Sometimes, obvious truths are so obvious that you never realize them at all.
For example, I only recently learned the purpose of a sponge.
Really.
I was doing the dishes using one of these sponges, as I always do:
You know the ones. Regular soft sponge on one side, rough scrubber on the other side.
My whole life, whenever I’ve used these things, I’ve exclusively used the scrubby side. Every. Single. Time. The soft sponge side was just there. I’d even thought to myself that I might as well just buy a scrubber, because the sponge is so useless, and wondered why anyone buys sponges anyway.
Then came my revelation.
I’d spilled some sauce on the stove. And I don’t know what made me do it—it must’ve been some type of divine revelation—but I actually used the sponge side to wipe it.
Needless to say, my mind was blown.
The point of a sponge is to soak things up! Obviously, right? Well, yeah. It seems obvious now. But a slightly-younger me would’ve used the scrubby side on autopilot thinking it was the only side with any utility, and then cursed myself for being so messy and yet so bad at cleaning, all the while holding the perfect tool to clean up the spill right in my hand.

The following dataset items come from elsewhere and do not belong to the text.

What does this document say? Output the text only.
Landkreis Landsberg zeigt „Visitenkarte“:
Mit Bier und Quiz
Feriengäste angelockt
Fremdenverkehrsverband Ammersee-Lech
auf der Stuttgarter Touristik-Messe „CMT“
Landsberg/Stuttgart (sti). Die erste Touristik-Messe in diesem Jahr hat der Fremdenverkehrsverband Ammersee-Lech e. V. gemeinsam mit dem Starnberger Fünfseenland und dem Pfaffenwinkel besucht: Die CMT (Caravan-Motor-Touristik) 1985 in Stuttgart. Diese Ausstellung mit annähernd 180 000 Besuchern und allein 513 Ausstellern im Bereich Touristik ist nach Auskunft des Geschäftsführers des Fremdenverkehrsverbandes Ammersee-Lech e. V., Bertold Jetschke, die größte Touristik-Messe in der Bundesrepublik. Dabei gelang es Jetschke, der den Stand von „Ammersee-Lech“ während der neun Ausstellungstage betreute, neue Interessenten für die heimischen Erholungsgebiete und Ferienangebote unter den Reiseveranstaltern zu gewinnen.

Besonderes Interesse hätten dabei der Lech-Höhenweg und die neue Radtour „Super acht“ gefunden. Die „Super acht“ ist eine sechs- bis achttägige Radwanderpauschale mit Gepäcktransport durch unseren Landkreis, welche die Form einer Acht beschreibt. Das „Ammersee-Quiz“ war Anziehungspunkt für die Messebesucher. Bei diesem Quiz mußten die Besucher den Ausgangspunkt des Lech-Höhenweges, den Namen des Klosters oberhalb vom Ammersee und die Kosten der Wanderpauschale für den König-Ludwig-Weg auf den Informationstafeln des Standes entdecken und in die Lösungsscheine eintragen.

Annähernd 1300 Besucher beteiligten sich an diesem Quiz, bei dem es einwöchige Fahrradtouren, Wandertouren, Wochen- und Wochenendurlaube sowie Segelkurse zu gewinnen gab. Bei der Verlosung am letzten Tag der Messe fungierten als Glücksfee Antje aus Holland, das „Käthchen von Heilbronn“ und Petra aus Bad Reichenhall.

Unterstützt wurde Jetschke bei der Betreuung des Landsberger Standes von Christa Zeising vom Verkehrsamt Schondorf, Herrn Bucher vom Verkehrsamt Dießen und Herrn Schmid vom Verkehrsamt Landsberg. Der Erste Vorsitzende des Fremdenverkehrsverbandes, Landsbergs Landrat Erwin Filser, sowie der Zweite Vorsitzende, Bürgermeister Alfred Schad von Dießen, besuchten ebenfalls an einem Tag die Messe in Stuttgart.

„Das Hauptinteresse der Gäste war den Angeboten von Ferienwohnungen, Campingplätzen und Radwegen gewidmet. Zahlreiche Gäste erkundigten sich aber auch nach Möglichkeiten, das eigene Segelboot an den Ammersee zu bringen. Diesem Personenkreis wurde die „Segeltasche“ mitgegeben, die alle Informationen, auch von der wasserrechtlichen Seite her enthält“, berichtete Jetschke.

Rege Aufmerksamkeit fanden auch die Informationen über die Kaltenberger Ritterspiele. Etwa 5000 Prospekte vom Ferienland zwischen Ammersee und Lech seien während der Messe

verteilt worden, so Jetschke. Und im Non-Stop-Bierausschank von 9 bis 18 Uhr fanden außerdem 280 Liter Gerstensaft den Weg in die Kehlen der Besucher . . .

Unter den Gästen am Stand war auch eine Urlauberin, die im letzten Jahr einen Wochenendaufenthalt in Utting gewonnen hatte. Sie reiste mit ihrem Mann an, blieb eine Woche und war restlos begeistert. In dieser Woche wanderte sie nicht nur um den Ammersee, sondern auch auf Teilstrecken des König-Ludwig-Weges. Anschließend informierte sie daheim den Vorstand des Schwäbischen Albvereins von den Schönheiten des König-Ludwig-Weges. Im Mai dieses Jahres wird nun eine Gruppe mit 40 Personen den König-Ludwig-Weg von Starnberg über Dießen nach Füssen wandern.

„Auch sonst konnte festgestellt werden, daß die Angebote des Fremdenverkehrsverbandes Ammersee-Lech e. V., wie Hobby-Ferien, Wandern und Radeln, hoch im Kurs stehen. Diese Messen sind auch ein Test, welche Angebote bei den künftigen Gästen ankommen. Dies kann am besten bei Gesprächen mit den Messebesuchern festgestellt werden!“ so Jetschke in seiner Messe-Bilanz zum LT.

In 2005, David Foster Wallace delivered a commencement speech for the graduating class of Kenyon College. The speech is brilliant. I suggest you listen to it in full.

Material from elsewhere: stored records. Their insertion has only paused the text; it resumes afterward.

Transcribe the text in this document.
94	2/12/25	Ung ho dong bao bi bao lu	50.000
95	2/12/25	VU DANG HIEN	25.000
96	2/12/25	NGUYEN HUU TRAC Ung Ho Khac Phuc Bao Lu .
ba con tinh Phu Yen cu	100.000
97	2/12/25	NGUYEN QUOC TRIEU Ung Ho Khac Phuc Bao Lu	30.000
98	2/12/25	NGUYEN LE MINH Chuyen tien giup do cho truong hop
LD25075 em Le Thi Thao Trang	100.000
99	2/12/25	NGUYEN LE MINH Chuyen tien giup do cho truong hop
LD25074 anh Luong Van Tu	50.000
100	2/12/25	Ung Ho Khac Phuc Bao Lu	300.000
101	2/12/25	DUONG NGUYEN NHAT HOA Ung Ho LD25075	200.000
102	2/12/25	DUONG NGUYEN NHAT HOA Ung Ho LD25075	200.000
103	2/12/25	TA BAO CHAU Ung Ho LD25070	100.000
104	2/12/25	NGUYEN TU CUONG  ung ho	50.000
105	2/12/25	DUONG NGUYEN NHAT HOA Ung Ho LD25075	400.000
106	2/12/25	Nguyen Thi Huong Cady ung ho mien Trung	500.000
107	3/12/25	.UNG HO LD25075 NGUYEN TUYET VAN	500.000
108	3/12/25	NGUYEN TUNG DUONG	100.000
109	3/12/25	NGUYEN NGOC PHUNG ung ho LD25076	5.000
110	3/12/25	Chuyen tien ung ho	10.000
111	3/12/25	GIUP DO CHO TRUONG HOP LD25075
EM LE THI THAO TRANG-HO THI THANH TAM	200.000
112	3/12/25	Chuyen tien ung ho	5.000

He begins the speech with (to quote Wallace) a “didactic little parable-ish story,” which reminded me of my sponge situation.
There are these two young fish swimming along, and they happen to meet an older fish swimming the other way, who nods at them and says, “Morning, boys. How’s the water?” And the two young fish swim on for a bit, and then eventually one of them looks over at the other and goes, “What the hell is water?”
Brilliant, right?
It’s ironic, how blind we are to the things that are most obvious.
It makes sense. No one talks about them!
No one ever told me how to use a sponge, because my mom or grandma or whoever else might’ve told me probably assumed that I had to know already.
They say wisdom can’t be taught. Maybe wisdom is simply seeing what’s in front of you.